Achievement
- The authors collaborated with TAU (SciDAC research institute) to profile and analyze DCA++ code.
- Optimizations to the code was made based on the performance bottlenecks identified by TAU.
- For this highlight, we observe a 15x speed up over the old code, and upto 47x improvement in the GPU utilization of the code on Summit.
- For full scale production run, we observe about 120x speedup over the old code on all 4600 nodes on Summit
Significance and Impact
Collaborating via the RAPIDS Institute, a joint research team from ORNL and the University of Oregon has harnessed TAU’s performance feedback to assist the DCA++ team in exploiting the GPUs on ORNL’s Summit supercomputer. Specifically, TAU has enabled DCA++ developers to improve the code’s performance on the Summit system and increase GPU utilization.
Research Details
- TAU provides insight in tuning DCA++ execution parameters (e.g.

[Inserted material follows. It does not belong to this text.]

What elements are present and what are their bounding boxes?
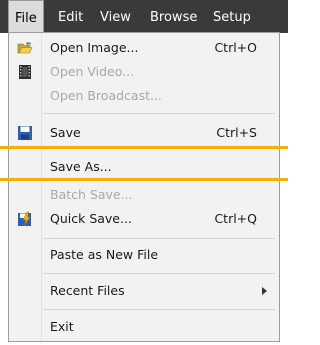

Monte Carlo walkers/accumulators) to run efficiently on Summit and Titan.
- Researchers developed ideas to visualize massive amounts of GPU performance data in a scalable way.
- TAU facilitates the porting and testing of DCA++ on Summit by integrating DCA into a continuous integration performance system.
Overview
- DCA++, an ORNL-developed code to simulate correlated quantum materials.
- Researchers develop optimized algorithm and parallelization strategies for the implementation of new science capabilities in DCA++ using the performance and visualization tool, TAU (Tuning and Analysis Utilities).
- TAU is a scalable and portable profiling and tracing toolkit for the analysis of parallel programs developed under SciDAC’sRAPIDS Institute.